"It's helped me develop as more of a team player" - Farnworth

Jake Farnworth in action for Nottingham
©Nottingham Rugby Club

“It’s helped me develop as more of a team player, more of a communicator,” said Jake Farnworth when asked about how playing in BUCS Super Rugby has improved his game.

“When you’re playing in teams like Leicester, you can fall into a category of another team player and just be there doing your role.

“Now that I’m at Trent, I’m the most senior bloke in the team and there is a different pressure on me. I have to realise the capabilities of other players, their understandings and where they’re at, which isn’t really something I’ve had the pressure of doing regularly, it’s just a different aspect of what I have to do, but it’s good.”

Farnworth moved to Nottingham after a spell at Birmingham Moseley that made the hooker realise the importance of having a degree to fall back on when rugby is finished. “It made me realise that I needed to go to uni and get something more under my belt, before I maybe go back to Nat 1.”

Farnworth then set about looking at universities that could support his career outside of the classroom. When initially looking at the potential of joining Nottingham Trent, Farnworth spoke to a former teammate at Leicester, John Hargreaves, about what NTU had to offer.

“At the time they, were looking at getting promoted to BUCS Super Rugby and I was unsure whether I’d go to uni and then commute to Moseley,” Farnworth said. “But I learnt that the rugby at Trent is a good standard and I’d be getting regular game time.

“I wouldn’t say I’m living the average uni life, put it that way. There is a lot of work and there are certain things you have to miss and work around a different schedule, but I did that for my A-levels,” Farnworth added, referencing having to juggle his studies as a 16-year-old in the Leicester Tigers’ Academy having recently left home.

Farnworth has joined a long list of players who have played for both NTU and Nottingham Rugby Club. Joining NTU when under the guidance of Neil Fowkes, the Nottingham stalwart is now Farnworth’s club coach in the Championship.

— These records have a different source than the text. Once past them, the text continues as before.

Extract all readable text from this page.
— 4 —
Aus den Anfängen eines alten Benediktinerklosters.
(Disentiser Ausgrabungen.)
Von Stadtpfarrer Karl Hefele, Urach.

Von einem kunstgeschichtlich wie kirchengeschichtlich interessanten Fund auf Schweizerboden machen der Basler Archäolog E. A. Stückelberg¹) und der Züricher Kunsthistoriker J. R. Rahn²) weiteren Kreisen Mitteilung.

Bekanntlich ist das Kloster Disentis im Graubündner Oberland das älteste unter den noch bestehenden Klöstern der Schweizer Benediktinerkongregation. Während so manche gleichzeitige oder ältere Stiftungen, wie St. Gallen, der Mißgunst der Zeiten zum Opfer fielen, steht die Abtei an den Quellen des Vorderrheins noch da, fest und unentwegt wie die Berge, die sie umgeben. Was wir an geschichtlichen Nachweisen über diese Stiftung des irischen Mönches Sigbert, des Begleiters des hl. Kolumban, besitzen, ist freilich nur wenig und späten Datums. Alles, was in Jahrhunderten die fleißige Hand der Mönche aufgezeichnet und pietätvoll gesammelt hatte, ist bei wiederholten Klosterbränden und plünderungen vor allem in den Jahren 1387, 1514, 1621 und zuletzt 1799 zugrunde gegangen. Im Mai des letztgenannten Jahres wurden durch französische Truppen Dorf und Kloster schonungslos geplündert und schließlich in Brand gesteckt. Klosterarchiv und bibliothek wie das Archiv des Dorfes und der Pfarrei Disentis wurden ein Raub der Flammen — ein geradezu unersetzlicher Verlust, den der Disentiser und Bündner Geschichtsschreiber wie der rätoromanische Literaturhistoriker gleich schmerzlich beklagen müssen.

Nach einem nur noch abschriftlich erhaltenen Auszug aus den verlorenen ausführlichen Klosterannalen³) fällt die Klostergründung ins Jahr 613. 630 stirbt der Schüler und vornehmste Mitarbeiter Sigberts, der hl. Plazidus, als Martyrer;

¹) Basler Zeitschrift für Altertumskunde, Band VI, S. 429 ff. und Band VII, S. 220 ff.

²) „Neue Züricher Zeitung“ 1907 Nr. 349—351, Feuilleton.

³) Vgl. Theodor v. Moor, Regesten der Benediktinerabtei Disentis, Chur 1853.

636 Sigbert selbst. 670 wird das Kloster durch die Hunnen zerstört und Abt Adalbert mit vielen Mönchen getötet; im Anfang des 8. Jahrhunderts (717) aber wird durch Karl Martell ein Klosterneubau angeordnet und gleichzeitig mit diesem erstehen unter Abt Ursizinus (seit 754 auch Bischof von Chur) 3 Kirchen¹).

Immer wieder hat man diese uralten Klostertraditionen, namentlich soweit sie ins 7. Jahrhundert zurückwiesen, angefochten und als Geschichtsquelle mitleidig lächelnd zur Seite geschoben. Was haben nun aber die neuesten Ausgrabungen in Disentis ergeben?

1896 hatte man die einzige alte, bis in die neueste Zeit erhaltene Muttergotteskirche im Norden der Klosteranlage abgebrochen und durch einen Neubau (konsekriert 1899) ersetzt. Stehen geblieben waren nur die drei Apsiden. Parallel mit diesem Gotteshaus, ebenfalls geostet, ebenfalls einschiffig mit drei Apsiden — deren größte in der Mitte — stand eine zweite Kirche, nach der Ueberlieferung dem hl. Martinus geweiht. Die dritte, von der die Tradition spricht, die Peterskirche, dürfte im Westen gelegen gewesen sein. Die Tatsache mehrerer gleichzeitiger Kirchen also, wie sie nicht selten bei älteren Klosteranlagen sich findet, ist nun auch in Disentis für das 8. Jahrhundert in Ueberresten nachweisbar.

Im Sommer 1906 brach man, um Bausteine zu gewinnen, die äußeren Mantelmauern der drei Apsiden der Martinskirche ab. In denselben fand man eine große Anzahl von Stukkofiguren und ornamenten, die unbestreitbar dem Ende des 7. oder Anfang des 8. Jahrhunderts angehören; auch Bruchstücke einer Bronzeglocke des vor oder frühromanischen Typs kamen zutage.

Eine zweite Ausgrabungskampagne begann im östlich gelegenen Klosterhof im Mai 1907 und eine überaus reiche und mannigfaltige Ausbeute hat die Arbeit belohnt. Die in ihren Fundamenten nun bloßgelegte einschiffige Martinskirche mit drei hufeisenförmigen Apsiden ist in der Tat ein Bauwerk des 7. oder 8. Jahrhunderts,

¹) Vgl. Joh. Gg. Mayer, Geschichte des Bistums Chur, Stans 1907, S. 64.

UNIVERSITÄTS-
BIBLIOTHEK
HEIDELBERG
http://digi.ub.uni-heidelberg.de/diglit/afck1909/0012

Fowkes, a former front-row himself, as well as Andi Kyriacou, the former Ulster and Cardiff Blues hooker, get a lot of praise from Farnworth for his development as a front-row forward. “Fowkesy has played, 200 or 300 games at Notts in the Champ and Kyrie has had quite an illustrious career, he added. “They’re the types of blokes I need above me.

“Anything that I can learn from them is going to be beneficial to me. Just to take those little pearls of wisdom. I spend many a session looking through scrums and lineouts with both of them and it really does help me.”

A converted backrow player, Farnworth is listed as both a hooker and a backrow for NTU. The 23-year-old admits it is a position he is unable to shake off. “Originally, I was a backrow and I seem to not be able to get out of being a backrow still,” Farnworth said smiling.

“I think the plan was, if I got a bit taller, I may have stayed there, but I never did get those few inches, so I ended up getting a bit wider and moving forwards. I still put on the short studs every now and again and go back there every now and then.

“I won’t lie I do enjoy it. I wouldn’t say it was easier, but it’s different and allows for a bit more freedom. If you need me there, I’ll play centre, I’ll play wing, I’ll play 10 if anyone is listening?” said Farnworth, raising his voice in case any of the coaching staff were within earshot.

It is difficult not to draw comparisons between Farnworth and a rather well-known English hooker who also played for Nottingham and studied law in the city, albeit at a different academic institution; Brian Moore.

Moore played in the East Midlands side in the eighties, until 1990 when he moved to Harlequins. He won his first England caps at the club and also went on a Lions tour in 1989 “I’m following in some decent footsteps then!” said Farnworth.

“Law isn’t something people take on willy-nilly. When he did it was more a case of, that was their life. He needed something else alongside and I’m realising that and it still is that way to an extent. Rugby isn’t quite at that level where you are set for life, but if he did it, it can’t be too bad.”

Nottingham Trent face Cardiff University in BUCS Super Rugby this week while league leaders the University of Bath host Cardiff Met, Hartpury entertain Durham, Leeds Beckett travel to Loughborough and Northumbria welcome Exeter to Kingston Park.